William Summers, a professor in the School of Medicine who teaches the class "Biology of Gender and Sexuality," agreed. One exercise he does with his students, he said, is asking them to imagine they will sleep with someone that night. They then have to picture everyone they know, of both sexes and all levels of attractiveness, and organize them from most sexually desirable to least. Even straight students, Summers said, will mix the sexes along the line -- the most heterosexual guy, he said, would still prefer to sleep with Matt Damon than, say, his own grandmother. Sexuality depends on context.

"You may be bisexual at one time, and monosexual at another time and polysexual at another," Summers said. "I prefer to think of people as just sexual." ...

Justin Ross '07, also a head of the Yale Co-op, agreed that the term "queer" is often more appropriate to describe alternative sexualities. In high school, he identified himself as gay, Ross said. He had a boyfriend; he fit in with the gay community. So when he arrived at Yale, he assumed he would continue primarily dating men.
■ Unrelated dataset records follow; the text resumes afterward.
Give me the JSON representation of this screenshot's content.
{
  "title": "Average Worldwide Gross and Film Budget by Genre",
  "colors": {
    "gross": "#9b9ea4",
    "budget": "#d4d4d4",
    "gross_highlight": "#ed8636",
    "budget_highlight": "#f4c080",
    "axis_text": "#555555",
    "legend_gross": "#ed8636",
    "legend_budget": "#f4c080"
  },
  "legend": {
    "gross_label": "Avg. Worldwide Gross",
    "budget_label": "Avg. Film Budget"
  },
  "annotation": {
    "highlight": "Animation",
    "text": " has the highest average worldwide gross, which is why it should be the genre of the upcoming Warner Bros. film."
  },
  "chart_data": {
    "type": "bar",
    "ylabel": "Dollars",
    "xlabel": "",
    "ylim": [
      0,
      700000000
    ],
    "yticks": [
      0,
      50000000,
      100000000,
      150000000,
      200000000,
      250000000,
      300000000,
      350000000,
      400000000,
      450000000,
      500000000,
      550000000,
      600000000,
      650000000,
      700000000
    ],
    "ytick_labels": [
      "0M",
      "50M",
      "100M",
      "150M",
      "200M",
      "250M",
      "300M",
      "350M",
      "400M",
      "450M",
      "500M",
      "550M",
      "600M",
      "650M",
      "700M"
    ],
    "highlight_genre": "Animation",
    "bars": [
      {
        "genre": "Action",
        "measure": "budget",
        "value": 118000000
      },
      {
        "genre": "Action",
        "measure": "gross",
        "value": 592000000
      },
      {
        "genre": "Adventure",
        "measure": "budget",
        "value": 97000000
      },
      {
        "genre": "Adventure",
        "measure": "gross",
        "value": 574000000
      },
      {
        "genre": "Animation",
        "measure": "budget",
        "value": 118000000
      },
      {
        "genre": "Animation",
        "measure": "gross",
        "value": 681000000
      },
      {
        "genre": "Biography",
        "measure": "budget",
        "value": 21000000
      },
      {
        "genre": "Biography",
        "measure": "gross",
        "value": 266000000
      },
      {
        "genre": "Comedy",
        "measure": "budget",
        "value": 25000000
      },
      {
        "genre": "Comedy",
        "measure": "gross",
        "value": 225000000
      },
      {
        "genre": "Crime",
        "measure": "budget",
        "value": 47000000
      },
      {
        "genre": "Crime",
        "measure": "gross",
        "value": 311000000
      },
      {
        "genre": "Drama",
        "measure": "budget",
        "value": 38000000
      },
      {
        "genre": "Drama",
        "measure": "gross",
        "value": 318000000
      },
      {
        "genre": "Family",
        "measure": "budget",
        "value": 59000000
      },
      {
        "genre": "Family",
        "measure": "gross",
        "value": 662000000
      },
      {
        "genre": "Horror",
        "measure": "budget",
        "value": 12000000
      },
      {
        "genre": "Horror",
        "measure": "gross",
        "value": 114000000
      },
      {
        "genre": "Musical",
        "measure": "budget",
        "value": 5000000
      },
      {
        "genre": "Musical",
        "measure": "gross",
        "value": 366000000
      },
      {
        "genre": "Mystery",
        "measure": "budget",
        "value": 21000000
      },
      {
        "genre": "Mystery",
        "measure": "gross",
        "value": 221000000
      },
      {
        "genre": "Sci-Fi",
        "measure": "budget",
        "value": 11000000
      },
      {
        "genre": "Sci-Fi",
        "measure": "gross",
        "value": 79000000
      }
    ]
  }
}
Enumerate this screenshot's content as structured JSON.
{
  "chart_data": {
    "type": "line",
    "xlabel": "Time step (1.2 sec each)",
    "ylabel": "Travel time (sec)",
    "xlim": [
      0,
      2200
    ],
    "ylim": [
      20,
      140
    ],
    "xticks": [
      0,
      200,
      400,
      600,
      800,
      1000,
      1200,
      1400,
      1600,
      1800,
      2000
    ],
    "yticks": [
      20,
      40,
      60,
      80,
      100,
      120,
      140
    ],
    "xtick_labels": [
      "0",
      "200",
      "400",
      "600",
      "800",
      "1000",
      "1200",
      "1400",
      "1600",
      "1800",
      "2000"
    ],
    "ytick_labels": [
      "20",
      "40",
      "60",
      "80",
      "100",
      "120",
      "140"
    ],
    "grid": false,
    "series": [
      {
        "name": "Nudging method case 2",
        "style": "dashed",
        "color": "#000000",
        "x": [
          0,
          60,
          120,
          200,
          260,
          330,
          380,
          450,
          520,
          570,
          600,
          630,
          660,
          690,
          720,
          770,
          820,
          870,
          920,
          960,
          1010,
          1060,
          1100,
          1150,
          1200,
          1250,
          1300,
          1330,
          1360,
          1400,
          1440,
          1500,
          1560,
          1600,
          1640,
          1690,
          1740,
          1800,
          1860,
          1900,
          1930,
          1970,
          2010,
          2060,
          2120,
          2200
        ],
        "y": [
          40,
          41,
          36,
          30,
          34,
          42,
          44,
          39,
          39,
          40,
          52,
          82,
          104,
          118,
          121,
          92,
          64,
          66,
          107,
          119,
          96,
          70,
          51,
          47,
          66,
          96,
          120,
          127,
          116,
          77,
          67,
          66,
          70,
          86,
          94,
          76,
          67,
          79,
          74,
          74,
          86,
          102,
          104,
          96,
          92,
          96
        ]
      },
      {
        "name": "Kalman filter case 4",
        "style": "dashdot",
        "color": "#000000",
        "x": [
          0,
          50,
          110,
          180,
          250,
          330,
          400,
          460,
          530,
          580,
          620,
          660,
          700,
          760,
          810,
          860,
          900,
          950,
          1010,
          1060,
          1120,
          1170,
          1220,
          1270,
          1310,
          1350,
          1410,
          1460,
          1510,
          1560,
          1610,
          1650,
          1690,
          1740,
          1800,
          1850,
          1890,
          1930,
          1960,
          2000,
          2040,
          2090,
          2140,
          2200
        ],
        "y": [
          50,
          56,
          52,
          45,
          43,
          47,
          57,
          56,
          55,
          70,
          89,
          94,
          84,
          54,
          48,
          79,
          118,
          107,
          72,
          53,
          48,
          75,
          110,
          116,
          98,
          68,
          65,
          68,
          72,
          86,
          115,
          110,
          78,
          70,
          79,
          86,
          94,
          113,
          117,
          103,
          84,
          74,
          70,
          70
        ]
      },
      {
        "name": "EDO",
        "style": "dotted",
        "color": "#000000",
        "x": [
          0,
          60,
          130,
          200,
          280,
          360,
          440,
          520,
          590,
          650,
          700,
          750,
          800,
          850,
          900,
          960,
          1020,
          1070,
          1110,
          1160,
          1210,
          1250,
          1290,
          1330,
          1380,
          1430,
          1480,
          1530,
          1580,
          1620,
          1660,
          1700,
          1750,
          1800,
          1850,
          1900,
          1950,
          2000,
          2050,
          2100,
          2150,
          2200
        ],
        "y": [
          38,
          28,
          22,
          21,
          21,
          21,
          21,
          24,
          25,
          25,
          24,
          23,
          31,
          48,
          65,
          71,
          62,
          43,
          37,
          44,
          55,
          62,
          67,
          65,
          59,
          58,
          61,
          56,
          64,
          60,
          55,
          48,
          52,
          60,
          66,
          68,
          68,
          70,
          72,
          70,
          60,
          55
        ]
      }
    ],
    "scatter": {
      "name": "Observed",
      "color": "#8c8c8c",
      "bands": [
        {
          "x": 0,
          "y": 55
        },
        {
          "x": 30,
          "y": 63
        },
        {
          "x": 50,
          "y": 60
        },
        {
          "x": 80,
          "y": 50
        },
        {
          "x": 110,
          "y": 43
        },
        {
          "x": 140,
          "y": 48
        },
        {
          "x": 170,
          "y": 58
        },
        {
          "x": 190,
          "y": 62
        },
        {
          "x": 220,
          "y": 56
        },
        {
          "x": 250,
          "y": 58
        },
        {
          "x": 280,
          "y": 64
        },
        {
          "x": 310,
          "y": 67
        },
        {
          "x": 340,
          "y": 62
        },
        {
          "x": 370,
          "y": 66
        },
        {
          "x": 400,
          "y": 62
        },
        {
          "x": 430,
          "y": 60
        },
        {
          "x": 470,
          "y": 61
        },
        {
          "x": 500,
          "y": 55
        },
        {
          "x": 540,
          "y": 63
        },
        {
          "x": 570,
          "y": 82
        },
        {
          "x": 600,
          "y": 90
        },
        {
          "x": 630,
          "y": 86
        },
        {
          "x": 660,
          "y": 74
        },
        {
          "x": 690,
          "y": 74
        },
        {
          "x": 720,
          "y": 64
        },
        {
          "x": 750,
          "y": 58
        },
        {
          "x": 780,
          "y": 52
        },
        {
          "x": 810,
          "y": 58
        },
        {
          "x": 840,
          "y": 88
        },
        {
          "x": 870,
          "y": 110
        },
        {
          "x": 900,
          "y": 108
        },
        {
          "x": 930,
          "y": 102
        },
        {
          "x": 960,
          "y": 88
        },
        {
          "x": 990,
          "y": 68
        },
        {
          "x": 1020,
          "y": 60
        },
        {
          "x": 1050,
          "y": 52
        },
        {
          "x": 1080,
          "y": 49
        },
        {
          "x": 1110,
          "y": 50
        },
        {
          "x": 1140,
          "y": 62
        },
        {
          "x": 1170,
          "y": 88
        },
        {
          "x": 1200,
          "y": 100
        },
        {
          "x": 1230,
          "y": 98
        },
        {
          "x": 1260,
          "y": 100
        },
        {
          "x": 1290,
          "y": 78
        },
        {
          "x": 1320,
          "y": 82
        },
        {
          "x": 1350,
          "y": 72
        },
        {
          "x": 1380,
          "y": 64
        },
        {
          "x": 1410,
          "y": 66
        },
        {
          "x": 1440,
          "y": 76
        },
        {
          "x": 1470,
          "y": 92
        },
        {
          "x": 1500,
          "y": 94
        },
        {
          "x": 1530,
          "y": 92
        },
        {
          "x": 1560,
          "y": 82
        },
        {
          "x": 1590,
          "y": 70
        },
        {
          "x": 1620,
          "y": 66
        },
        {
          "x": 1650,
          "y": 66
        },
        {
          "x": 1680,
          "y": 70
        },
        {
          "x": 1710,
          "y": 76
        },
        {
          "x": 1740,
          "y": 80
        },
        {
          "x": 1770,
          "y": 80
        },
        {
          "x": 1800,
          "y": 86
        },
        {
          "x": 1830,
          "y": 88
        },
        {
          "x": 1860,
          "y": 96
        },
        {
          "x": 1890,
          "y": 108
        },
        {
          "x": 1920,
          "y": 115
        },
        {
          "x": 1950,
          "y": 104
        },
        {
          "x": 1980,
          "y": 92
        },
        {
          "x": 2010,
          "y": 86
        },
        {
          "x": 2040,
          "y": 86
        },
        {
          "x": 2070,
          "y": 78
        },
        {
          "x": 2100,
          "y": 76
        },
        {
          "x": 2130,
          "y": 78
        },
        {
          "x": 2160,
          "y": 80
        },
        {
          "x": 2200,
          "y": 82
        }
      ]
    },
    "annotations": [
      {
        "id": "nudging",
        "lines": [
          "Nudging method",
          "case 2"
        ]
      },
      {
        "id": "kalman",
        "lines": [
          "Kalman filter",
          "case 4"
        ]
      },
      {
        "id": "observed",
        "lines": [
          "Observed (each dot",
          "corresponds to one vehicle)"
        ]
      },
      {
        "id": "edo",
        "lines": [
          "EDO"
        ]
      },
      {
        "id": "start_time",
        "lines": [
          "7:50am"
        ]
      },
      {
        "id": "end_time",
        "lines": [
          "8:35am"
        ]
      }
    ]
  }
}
Instead, he found himself occasionally attracted to women. His most meaningful relationships, he said, have been with females. ...

Gusman has felt similar pressures to be either gay or straight. Even though he began his time at Yale by dating both women and men, he said, he continually feels pushed to identify himself as homosexual.

Now that he is in a relationship with a man, he worries he won't be able to go back to dating women. Girls seem to have more of a problem with having a bisexual boyfriend than guys do with a bisexual girlfriend, Gusman said.

He knows only two male students who were able to foster relationships with women after starting their Yale careers seeing men. It is as though people are not supposed to vacillate in their sexuality, he said.